General Framework for Evaluating Password Complexity and Strength
This work addresses the critical issue of weak password selection in authentication systems, which affects security across enterprises and users, by providing a more accurate and practical evaluation framework.
The paper tackles the problem of accurately assessing password resistance to cracking attacks by formalizing the concepts of password complexity and strength, and develops a general framework for calculating these metrics based on attacker resources and strategies. The result is a practical framework that captures human biases and known attack techniques, and includes a method to evaluate the accuracy of existing password strength estimators.

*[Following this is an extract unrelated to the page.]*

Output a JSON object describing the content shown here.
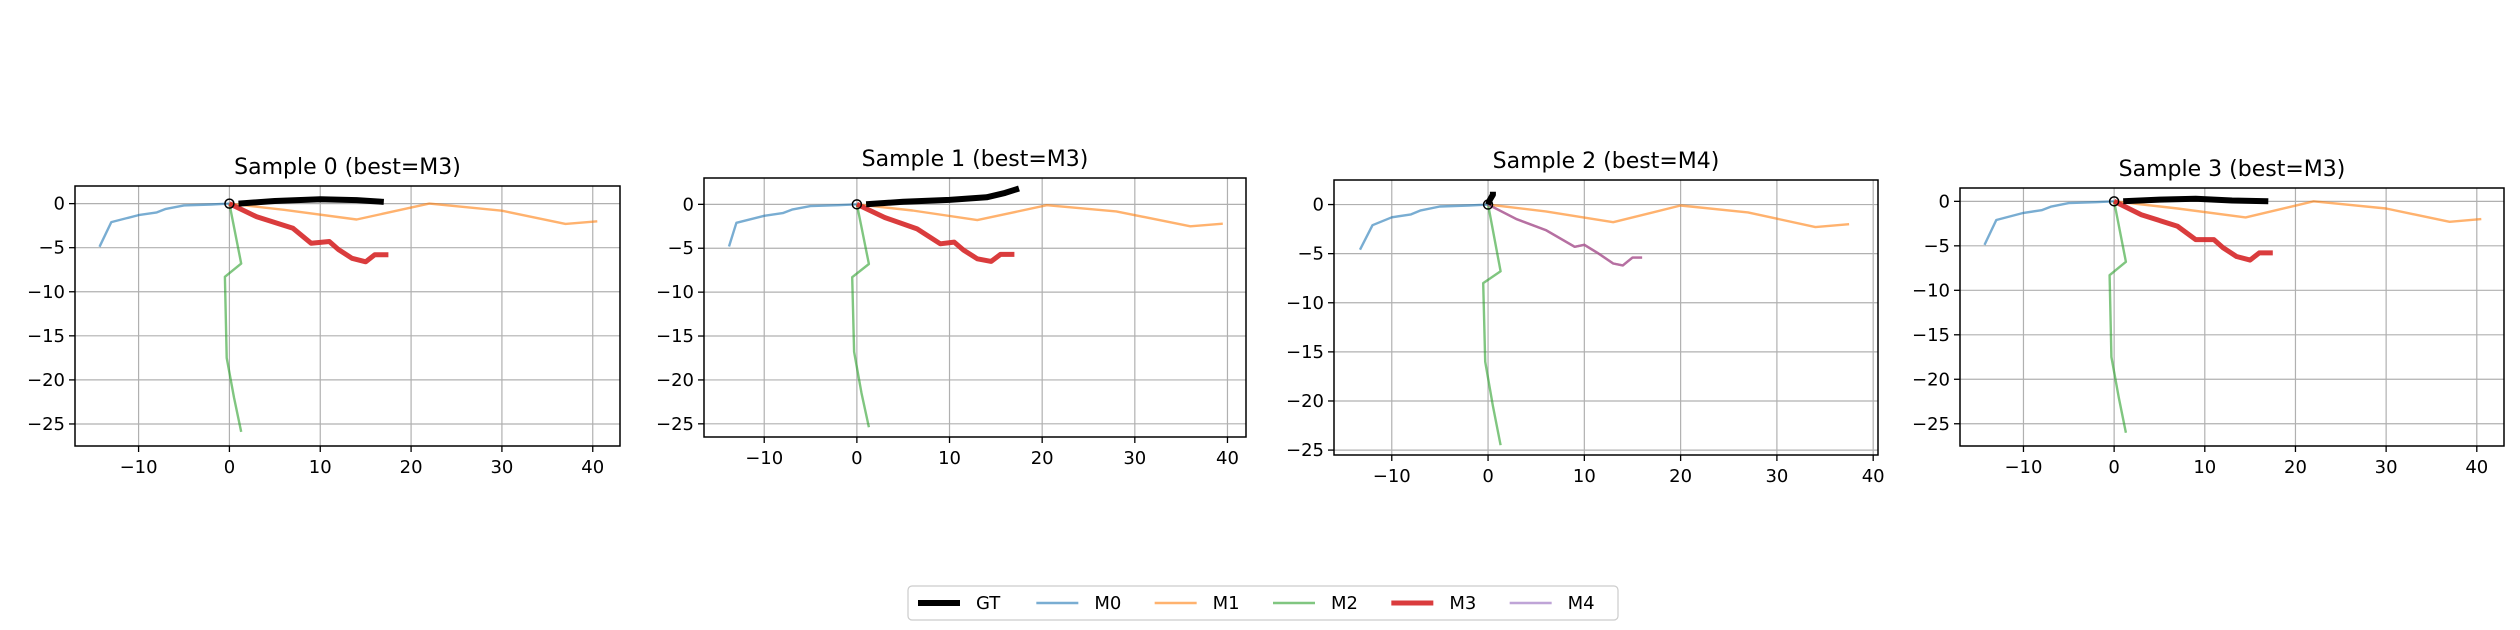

Although it is common for users to select bad passwords that can be easily cracked by attackers, password-based authentication remains the most widely-used method. To encourage users to select good passwords, enterprises often enforce policies. Such policies have been proven to be ineffectual in practice. Accurate assessment of a password's resistance to cracking attacks is still an unsolved problem, and our work addresses this challenge. Although the best way to determine how difficult it may be to crack a user-selected password is to check its resistance to cracking attacks employed by attackers in the wild, implementing such a strategy at an enterprise would be infeasible in practice. We first formalize the concepts of password complexity and strength with concrete definitions emphasizing their differences. Our framework captures human biases and many known techniques attackers use to recover stolen credentials in real life, such as brute-force attacks. Building on our definitions, we develop a general framework for calculating password complexity and strength that could be used in practice. Our approach is based on the key insight that an attacker's success at cracking a password must be defined by its available computational resources, time, function used to store that password, as well as the topology that bounds that attacker's search space based on that attacker's available inputs, transformations it can use to tweak and explore its inputs, and the path of exploration which can be based on the attacker's perceived probability of success. We also provide a general framework for assessing the accuracy of password complexity and strength estimators that can be used to compare other tools available in the wild.